The role of alkalinization-induced Ca 2+ influx in sperm motility activation of a viviparous fish Redtail Splitfin (Xenotoca eiseni)

Abstract

Mechanisms regulating sperm motility activation are generally known in oviparous fishes, but are poorly understood in viviparous species. The mechanism of osmotic-shock induced signaling for oviparous fishes is not suitable for viviparous fishes which activate sperm motility within an isotonic environment. In addition, the presence of sperm bundles in viviparous fishes further complicates study of sperm activation mechanisms. The goal of this study was to establish methodologies to detect intracellular Ca 2+ signals from sperm cells within bundles, and to investigate the signaling mechanism of sperm activation of viviparous fish using Redtail Splitfin (Xenotoca eiseni) as a model. Motility was assessed by classification of bundle dissociation and computer-assisted sperm analysis, and intracellular Ca 2+ was assessed using the fluorescent probe Fura-2 AM. Bundle dissociation and sperm motility increased with extracellular Ca 2+ and pH levels. Intracellular Ca 2+ signals were detected from sperm within bundles, and increased significantly with extracellular Ca 2+ and pH levels.
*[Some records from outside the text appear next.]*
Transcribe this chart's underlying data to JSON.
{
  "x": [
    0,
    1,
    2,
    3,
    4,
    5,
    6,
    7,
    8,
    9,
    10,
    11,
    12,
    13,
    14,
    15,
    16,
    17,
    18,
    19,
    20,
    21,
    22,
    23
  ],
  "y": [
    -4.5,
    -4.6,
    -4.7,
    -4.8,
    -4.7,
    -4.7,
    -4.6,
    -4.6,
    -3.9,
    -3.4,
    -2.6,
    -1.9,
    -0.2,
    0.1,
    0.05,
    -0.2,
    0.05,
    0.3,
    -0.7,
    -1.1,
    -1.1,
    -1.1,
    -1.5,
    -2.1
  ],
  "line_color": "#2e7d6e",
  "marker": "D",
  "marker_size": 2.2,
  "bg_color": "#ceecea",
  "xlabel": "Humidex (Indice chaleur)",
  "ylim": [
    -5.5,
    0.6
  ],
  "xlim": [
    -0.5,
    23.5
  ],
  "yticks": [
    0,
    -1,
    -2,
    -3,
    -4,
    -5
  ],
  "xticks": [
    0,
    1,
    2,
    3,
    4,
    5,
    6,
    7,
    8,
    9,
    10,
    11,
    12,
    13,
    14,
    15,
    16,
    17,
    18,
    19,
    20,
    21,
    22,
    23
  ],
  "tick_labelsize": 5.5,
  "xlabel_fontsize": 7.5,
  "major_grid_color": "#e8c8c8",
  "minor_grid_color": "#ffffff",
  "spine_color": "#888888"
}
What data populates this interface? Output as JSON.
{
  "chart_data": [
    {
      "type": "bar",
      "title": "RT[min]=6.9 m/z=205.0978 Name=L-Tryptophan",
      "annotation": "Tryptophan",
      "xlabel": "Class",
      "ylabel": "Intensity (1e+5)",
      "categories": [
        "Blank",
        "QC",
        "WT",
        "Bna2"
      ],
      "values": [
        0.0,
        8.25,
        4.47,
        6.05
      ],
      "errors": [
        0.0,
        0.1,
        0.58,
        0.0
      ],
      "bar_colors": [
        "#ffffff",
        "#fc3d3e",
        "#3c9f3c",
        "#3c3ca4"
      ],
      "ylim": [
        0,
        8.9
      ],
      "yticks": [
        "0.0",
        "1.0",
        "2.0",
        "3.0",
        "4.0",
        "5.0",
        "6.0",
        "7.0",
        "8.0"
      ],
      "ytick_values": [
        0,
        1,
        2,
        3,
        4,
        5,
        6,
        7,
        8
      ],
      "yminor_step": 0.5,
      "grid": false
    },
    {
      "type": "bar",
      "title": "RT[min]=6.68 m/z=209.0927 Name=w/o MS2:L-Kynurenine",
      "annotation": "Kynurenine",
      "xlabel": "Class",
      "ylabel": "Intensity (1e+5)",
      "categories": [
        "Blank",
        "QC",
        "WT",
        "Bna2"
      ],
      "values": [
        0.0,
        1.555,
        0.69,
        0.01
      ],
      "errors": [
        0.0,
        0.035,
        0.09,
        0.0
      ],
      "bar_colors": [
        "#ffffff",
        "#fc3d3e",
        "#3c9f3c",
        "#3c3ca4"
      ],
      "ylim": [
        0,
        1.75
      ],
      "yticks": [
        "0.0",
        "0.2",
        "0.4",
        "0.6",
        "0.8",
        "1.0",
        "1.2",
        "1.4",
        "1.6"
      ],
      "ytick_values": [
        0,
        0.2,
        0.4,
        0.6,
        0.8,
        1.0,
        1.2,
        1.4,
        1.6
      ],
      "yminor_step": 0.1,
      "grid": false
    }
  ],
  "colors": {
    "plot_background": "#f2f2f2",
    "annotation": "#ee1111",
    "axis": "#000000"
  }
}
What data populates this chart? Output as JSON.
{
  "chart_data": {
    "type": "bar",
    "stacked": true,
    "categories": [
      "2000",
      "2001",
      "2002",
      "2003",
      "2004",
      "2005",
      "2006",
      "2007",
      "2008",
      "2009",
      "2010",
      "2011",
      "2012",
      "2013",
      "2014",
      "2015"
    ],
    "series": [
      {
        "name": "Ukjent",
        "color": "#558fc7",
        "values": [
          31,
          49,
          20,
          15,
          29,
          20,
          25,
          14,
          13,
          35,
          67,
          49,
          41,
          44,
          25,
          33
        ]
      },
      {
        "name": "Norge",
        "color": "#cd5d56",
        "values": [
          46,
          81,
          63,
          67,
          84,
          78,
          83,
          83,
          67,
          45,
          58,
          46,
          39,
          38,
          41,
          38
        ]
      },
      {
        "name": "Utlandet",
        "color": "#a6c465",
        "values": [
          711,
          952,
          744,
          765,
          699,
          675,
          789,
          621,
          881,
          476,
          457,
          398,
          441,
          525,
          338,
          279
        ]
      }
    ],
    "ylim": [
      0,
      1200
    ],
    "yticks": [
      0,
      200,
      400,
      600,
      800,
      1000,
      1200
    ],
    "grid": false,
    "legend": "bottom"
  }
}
Major channel blockers known to inhibit Ca 2+ influx (NiCl 2, ruthenium red, GdCl 3, SKF-96365, nimodipine, verapamil, methoxyverapamil, mibefradil, NNC 55-0396, ‰-Conotoxin MVIIC, bepridil, and 2-APB) failed to inhibit Ca 2+ influx, except for CdCl 2, which partially inhibited the influx. We propose a novel mechanism for motility regulation of fish sperm: an alkaline environment in the female reproductive tract opens Ca 2+ channels in the sperm plasma membrane without osmotic shock, and the Ca 2+ influx functions as a second messenger to activate motor proteins controlling flagella movement.